House Committee approves federal Fiscal Year 2018 Education budgetLeah Fliter
The U.S. House Appropriations Committee on Wednesday approved the Fiscal Year 2018 funding bill for several federal agencies, including the Department of Education. The measure must still be approved by the full House of Representatives and the U.S. Senate and be signed by President Donald Trump.
The measure did not include $1 billion requested by President Donald Trump to promote public and private school choice programs because the proposed Furthering Options for Children to Unlock Success (FOCUS) program is not yet authorized by federal law. School choice programs, often referred to as “vouchers,” usually divert public tax dollars from public schools to private schools.
The committee approved $27 billion in additional funding for charter school funding over Fiscal Year 2017, about $130 million less than the administration had requested. In Kansas, charter schools operate under the supervision of the locally-elected board of education. In 2015-16, there were 10 charter schools in Kansas.
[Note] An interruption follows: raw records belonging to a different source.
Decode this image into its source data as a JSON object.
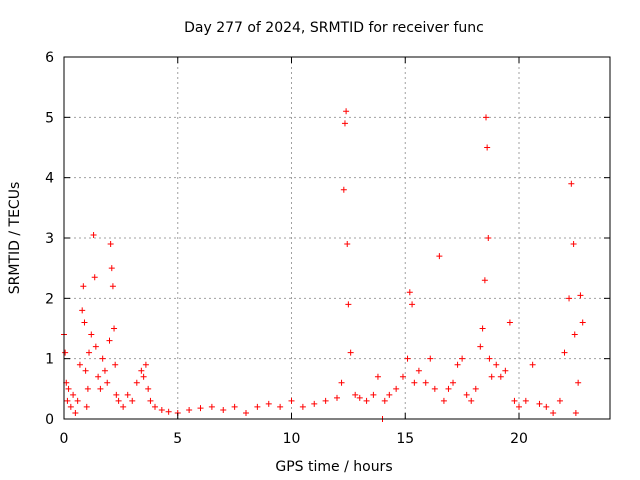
{
  "chart_data": {
    "type": "scatter",
    "title": "Day 277 of 2024, SRMTID for receiver func",
    "xlabel": "GPS time / hours",
    "ylabel": "SRMTID / TECUs",
    "xlim": [
      0,
      24
    ],
    "ylim": [
      0,
      6
    ],
    "xticks": [
      0,
      5,
      10,
      15,
      20
    ],
    "yticks": [
      0,
      1,
      2,
      3,
      4,
      5,
      6
    ],
    "grid": true,
    "marker": "+",
    "color": "#ff0000",
    "series": [
      {
        "name": "SRMTID",
        "x": [
          0.0,
          0.05,
          0.1,
          0.15,
          0.2,
          0.3,
          0.4,
          0.5,
          0.6,
          0.7,
          0.8,
          0.85,
          0.9,
          0.95,
          1.0,
          1.05,
          1.1,
          1.2,
          1.3,
          1.35,
          1.4,
          1.5,
          1.6,
          1.7,
          1.8,
          1.9,
          2.0,
          2.05,
          2.1,
          2.15,
          2.2,
          2.25,
          2.3,
          2.4,
          2.6,
          2.8,
          3.0,
          3.2,
          3.4,
          3.5,
          3.6,
          3.7,
          3.8,
          4.0,
          4.3,
          4.6,
          5.0,
          5.5,
          6.0,
          6.5,
          7.0,
          7.5,
          8.0,
          8.5,
          9.0,
          9.5,
          10.0,
          10.5,
          11.0,
          11.5,
          12.0,
          12.2,
          12.3,
          12.35,
          12.4,
          12.45,
          12.5,
          12.6,
          12.8,
          13.0,
          13.3,
          13.6,
          13.8,
          14.0,
          14.1,
          14.3,
          14.6,
          14.9,
          15.1,
          15.2,
          15.3,
          15.4,
          15.6,
          15.9,
          16.1,
          16.3,
          16.5,
          16.7,
          16.9,
          17.1,
          17.3,
          17.5,
          17.7,
          17.9,
          18.1,
          18.3,
          18.4,
          18.5,
          18.55,
          18.6,
          18.65,
          18.7,
          18.8,
          19.0,
          19.2,
          19.4,
          19.6,
          19.8,
          20.0,
          20.3,
          20.6,
          20.9,
          21.2,
          21.5,
          21.8,
          22.0,
          22.2,
          22.3,
          22.4,
          22.45,
          22.5,
          22.6,
          22.7,
          22.8
        ],
        "y": [
          1.4,
          1.1,
          0.6,
          0.3,
          0.5,
          0.2,
          0.4,
          0.1,
          0.3,
          0.9,
          1.8,
          2.2,
          1.6,
          0.8,
          0.2,
          0.5,
          1.1,
          1.4,
          3.05,
          2.35,
          1.2,
          0.7,
          0.5,
          1.0,
          0.8,
          0.6,
          1.3,
          2.9,
          2.5,
          2.2,
          1.5,
          0.9,
          0.4,
          0.3,
          0.2,
          0.4,
          0.3,
          0.6,
          0.8,
          0.7,
          0.9,
          0.5,
          0.3,
          0.2,
          0.15,
          0.12,
          0.1,
          0.15,
          0.18,
          0.2,
          0.15,
          0.2,
          0.1,
          0.2,
          0.25,
          0.2,
          0.3,
          0.2,
          0.25,
          0.3,
          0.35,
          0.6,
          3.8,
          4.9,
          5.1,
          2.9,
          1.9,
          1.1,
          0.4,
          0.35,
          0.3,
          0.4,
          0.7,
          0.0,
          0.3,
          0.4,
          0.5,
          0.7,
          1.0,
          2.1,
          1.9,
          0.6,
          0.8,
          0.6,
          1.0,
          0.5,
          2.7,
          0.3,
          0.5,
          0.6,
          0.9,
          1.0,
          0.4,
          0.3,
          0.5,
          1.2,
          1.5,
          2.3,
          5.0,
          4.5,
          3.0,
          1.0,
          0.7,
          0.9,
          0.7,
          0.8,
          1.6,
          0.3,
          0.2,
          0.3,
          0.9,
          0.25,
          0.2,
          0.1,
          0.3,
          1.1,
          2.0,
          3.9,
          2.9,
          1.4,
          0.1,
          0.6,
          2.05,
          1.6
        ]
      }
    ]
  }
}
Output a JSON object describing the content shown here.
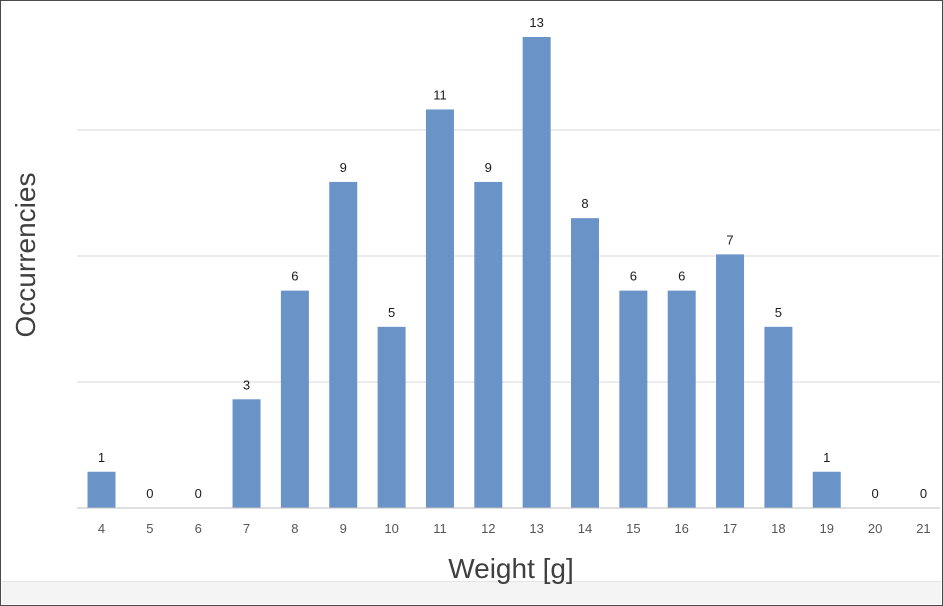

The Individuals with Disabilities Education Act (IDEA) is slated to receive a $87 million increase over FY2017 and $309 million over the administration’s FY2018 request.
The bill eliminates Title II, Part A “Supporting Effective Instruction” funds that school districts use for teacher professional development, to lower class sizes, promote STEM initiatives, and many other purposes. Kansas schools traditionally receive about $18 million in Title II, Part A funding.
Career and Technical Education State Grants
Are funded at Fiscal Year 2017 levels; Kansas receives about $10 million annually from those grants.
21st Century Learning Centers
The Appropriations Committee approved $1 billion for the 21st Century Learning Center program grants, which Kansas schools use to provide before- and after- school programs and summer school.
The appropriation is a $191 million cut from FY 2017; however, the Trump Administration had proposed to eliminate the program in FY 2018.
The committee retained $66 million in federal impact aid that compensates Kansas schools for $30 million in foregone property taxes and for education costs associated with military-connected students.